The family of a Holmesburg man who died in prison in December has filed a complaint against the Philadelphia police officers who took him there, claiming that officers left him with serious injuries that may have led to his death.
Mark McGovern, 51, died Dec. 16 at the Curran-Fromhold Correctional Facility, eight days after officers arrested him on charges of aggravated and simple assault, drug offenses, reckless driving, fleeing and eluding police and reckless endangerment, city records show.
The Medical Examiner’s Office hasn’t yet ruled on the cause or manner of death, spokesman Jeff Moran said. Despite that, prisons officials have listed it as “natural” on their records.
The civilian Police Advisory Board, which investigates complaints of police misconduct, also is probing the case, the board’s executive director Kelvyn Anderson confirmed.
“It appears that he got into a chase, crashed into a couple cars and got into a tussle with officers,” Anderson said. “They’re (the family) saying that the injuries occurred because of the tussle with the officers.”
Lt. John Stanford, a police spokesman, didn’t respond to telephone requests for comment.
Mary McGovern, the inmate’s mother, declined to comment.
Marshall D. Bleefeld, a civil-rights attorney who represents the family, said his firm is investigating how a man — healthy when he encountered officers — ended up dead a week later. McGovern, who worked as a supervisor at a suburban chemical company, had no criminal convictions, Bleefeld added.
“We want to know how he got from Point A to Point B,” Bleefeld said, adding that McGovern’s kin has gotten no explanation about how he was injured. “He was in fine condition (before his arrest). We found it odd that the police reports note that he was taken into custody and then taken to the hospital, and the next thing we know, he died.”
Bleefeld said his firm has requested McGovern’s records from the hospital but hasn’t yet received them.
The family also has unanswered questions about the medical treatment — or lack thereof — he received in prison, Bleefeld said.
“It appears that once he was at CFCF, he requested medical care several times, and he did not receive that care,” Bleefeld said.
But prisons spokeswoman Shawn Hawes said McGovern was seen by medical personnel several times during his five days behind bars.
Inmate complaints about healthcare in Philadelphia prisons have fueled several civil-rights lawsuits, perhaps most notably a class-action case in which attorneys claimed overcrowding routinely deprives inmates of quick or easy access to needed medical attention.
Details a mystery
Court records show that McGovern’s path to prison began Dec. 8 on Torresdale Avenue near Cottman in Tacony, where narcotics officers tried to stop him as a drug suspect.
But he fled, driving his car at Sgt.

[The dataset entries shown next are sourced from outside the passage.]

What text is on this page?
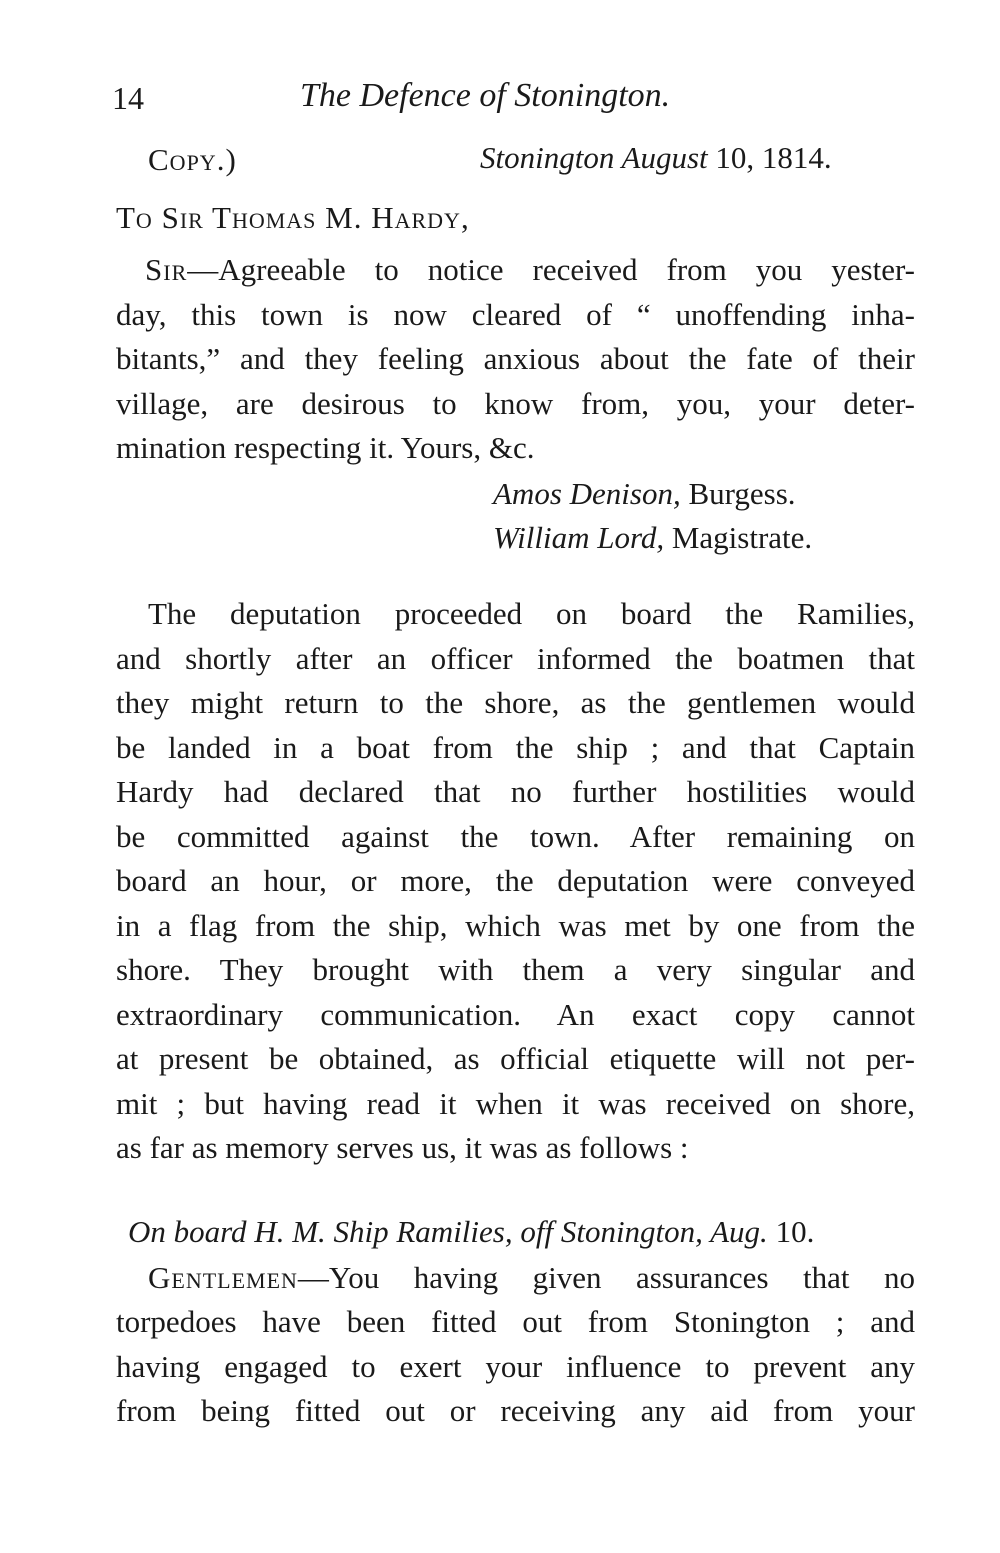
14	The Defence of Stonington.
Copy.)	Stonington August 10, 1814.
To Sir Thomas M. Hardy,
Sir—Agreeable to notice received from you yester-
day, this town is now cleared of “ unoffending inha-
bitants,” and they feeling anxious about the fate of their
village, are desirous to know from, you, your deter-
mination respecting it. Yours, &c.
Amos Denison, Burgess.
William Lord, Magistrate.
The deputation proceeded on board the Ramilies,
and shortly after an officer informed the boatmen that
they might return to the shore, as the gentlemen would
be landed in a boat from the ship ; and that Captain
Hardy had declared that no further hostilities would
be committed against the town. After remaining on
board an hour, or more, the deputation were conveyed
in a flag from the ship, which was met by one from the
shore. They brought with them a very singular and
extraordinary communication. An exact copy cannot
at present be obtained, as official etiquette will not per-
mit ; but having read it when it was received on shore,
as far as memory serves us, it was as follows :
On board H. M. Ship Ramilies, off Stonington, Aug. 10.
Gentlemen—You having given assurances that no
torpedoes have been fitted out from Stonington ; and
having engaged to exert your influence to prevent any
from being fitted out or receiving any aid from your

Edward Pisarek, who was on foot and had to leap out of the way, according to an affidavit. He then rammed his car into several other police cruisers as he tried to escape, according to the affidavit. The affidavit’s narrative stops there, mentioning neither how the officers eventually got McGovern into custody nor what injuries McGovern suffered.
McGovern was taken to an area hospital after his arrest, Bleefeld said. Three days later, officers took him to CFCF, where he was held on $100,000 bail, court documents show.
At 7:50 a.m. on Dec. 15, McGovern was found dead in his cell, according to prison records.
“We’re waiting on the same medical evidence that you are; that will be a key component of this,” Bleefeld said.
McGovern had a passenger in his car: Richard Calabrese, 30, of Glenside, was charged with two drug offenses, including possession with intent to manufacture or deliver. His next court appearance is an April 27 pre-trial conference, records show. It’s unclear how Calabrese and McGovern knew each other, and whether Calabrese sustained any injury during his arrest.
Prison deaths down in 2016
McGovern was one of 19 inmates who died in custody last year, city records show.
Only two inmates have died so far this year, and if that pace keeps up, the city’s inmate-death rate could be the lowest in more than a decade.
Still, one of the two deaths — both suicides — already has drawn legal scrutiny. Inmate Gene Wilson, 46, hanged himself in his House of Corrections cell on March 26, five days after officers took him there on drunk-driving charges, prison records show. His family has hired an attorney to investigate.
“The city and the prison did know he had some emotional issues — threats to harm himself and others, suicidal ideation,” said attorney Troy H. Wilson (no relation). “The family is very upset and concerned the prison didn’t do what they were supposed to have done to protect him.”
But Hawes said Wilson “didn’t demonstrate that he was suicidal.”
Inmates known to be suicidal typically are sent to the Detention Center or held in medical units, where a correctional officer is assigned to monitor the inmate around the clock and report several times an hour on his or her doings, Hawes added.